Let's hope it's the former
Published: 16 January 2003 16:55 GMT
Just over a month ago Richard Granger - the director of IT at the NHS or, put another way, the UK's highest paid civil servant at Europe's largest organisation - laid down a stark warning to suppliers: deliver, or else.
He had taken up his post in the summer, against a backdrop of failed or failing public sector IT projects and a need for the government to do a bit of delivering itself - on its promise to improve the country's public health service.
So we liked the idea that suppliers would be kept in check, with those not performing jettisoned.

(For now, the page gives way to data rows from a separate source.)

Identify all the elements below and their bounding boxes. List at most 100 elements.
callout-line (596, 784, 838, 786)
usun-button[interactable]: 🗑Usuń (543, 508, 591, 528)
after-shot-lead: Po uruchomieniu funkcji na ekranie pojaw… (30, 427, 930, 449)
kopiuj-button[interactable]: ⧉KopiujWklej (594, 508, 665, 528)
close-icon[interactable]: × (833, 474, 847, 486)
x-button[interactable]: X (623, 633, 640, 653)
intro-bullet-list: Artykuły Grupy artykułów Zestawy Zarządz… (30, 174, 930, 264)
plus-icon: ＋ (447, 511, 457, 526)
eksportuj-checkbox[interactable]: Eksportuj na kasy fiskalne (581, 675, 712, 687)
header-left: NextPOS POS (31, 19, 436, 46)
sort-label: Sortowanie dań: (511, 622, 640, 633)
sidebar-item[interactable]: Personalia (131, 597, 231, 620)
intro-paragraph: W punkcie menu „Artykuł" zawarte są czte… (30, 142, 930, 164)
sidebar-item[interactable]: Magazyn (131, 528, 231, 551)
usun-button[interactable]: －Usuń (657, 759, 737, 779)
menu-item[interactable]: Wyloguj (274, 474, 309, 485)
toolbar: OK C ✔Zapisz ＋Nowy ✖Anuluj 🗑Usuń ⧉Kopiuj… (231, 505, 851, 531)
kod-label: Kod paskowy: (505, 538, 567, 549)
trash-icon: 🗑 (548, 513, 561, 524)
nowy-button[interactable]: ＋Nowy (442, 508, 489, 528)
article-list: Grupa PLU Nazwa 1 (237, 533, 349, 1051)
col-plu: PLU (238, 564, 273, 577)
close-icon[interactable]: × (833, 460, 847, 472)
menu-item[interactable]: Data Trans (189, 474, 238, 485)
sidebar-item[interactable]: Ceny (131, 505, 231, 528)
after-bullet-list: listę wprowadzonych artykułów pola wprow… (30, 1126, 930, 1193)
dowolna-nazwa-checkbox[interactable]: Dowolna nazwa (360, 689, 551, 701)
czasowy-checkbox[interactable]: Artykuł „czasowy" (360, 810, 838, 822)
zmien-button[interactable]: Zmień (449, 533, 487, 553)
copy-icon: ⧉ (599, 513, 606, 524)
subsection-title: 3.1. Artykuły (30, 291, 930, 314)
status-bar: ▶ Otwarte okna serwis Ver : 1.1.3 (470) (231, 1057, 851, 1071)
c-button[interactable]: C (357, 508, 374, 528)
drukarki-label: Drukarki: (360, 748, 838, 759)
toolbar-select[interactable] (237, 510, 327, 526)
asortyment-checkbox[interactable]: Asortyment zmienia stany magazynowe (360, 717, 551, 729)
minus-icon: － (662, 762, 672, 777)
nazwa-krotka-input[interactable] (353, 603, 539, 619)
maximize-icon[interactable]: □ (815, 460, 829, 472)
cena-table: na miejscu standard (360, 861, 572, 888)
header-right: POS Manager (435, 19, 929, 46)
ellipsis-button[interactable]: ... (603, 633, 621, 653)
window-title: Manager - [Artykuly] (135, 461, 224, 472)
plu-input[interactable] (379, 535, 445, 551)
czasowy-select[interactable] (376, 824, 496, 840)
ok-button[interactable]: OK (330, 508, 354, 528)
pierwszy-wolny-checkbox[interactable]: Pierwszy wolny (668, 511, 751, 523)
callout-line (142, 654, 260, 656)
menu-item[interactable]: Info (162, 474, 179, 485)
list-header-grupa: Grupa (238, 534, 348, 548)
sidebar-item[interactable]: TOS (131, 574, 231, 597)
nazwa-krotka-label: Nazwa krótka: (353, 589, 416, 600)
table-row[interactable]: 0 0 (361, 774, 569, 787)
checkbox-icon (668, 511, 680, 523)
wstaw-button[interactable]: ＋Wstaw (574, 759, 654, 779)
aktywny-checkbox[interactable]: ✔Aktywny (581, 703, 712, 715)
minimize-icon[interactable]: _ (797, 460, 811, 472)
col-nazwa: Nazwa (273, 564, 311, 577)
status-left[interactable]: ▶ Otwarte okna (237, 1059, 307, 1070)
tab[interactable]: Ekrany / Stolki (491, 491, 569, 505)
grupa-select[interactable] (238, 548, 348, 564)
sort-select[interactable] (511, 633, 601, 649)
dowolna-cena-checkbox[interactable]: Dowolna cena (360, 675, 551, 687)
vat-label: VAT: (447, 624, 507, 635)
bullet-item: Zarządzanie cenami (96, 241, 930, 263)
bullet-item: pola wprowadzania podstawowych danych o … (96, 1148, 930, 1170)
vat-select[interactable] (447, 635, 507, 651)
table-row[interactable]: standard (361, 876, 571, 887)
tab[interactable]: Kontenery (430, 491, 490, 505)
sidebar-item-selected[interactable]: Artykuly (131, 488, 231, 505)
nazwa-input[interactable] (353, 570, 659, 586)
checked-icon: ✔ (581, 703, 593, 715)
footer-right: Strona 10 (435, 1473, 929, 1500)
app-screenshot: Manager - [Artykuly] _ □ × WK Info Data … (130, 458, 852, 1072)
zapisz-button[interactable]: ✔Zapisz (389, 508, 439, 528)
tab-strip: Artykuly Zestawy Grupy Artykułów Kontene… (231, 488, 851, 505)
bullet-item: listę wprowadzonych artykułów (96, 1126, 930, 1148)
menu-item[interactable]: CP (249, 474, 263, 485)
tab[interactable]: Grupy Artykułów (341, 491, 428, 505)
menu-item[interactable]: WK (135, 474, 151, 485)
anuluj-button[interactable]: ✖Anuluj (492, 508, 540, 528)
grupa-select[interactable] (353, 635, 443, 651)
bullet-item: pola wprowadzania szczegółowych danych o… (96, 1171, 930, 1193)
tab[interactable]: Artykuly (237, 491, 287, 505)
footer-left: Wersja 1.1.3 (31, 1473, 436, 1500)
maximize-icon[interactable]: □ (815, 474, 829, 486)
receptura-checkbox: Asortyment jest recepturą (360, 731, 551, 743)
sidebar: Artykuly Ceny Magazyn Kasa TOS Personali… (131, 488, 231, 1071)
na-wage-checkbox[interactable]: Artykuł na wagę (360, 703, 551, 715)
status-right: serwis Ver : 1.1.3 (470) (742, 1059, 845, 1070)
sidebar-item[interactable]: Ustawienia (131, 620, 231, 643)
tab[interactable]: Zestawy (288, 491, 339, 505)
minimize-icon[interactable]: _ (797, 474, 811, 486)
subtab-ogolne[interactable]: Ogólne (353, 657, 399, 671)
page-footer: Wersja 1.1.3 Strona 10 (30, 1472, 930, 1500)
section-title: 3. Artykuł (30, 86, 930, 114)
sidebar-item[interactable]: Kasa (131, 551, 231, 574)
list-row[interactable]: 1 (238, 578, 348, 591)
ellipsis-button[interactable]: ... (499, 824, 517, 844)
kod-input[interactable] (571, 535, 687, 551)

Today, the NHS Information Authority has announced it is upgrading NHSnet, with the help of two giant and well-known companies - BT and Cable and Wireless. We wish all parties well. The UK deserves and needs a modern health service where the latest information and communication technologies allow healthcare professionals to do their jobs well.
But can these two telcos deliver?
The answer is a 'Yes, probably', alongside a more desperate sounding 'Let's hope so because if they can't who can?'
The rollout and upgrade of the technology demanded by the NHS is beyond the scope of most providers. There are international communications companies with the wherewithal to take on fat contracts of this type but they won't have the necessary local knowledge and anyway, aren't we always appalled at all those public sector contracts going to overseas coffers?
And on the subject of overseas providers, an alternative might be to hand a giant services company a contract to bring together the necessary hardware, software, personnel and integration to make something like NHSnet work. Before you ask, yes, CSC and EDS are two such giant providers which count the NHS as a customer, and there are plenty of others eager to get a piece of the action. Unfortunately most have a number of failures to their name.
BT and C&W are the obvious choices here. It is understandable the state is hedging its bets by using both. Having a single supplier for such a huge project would be asking for trouble. But ask this: if things go awry, would there be the will to send a provider packing? Now there's a question for Mr Granger.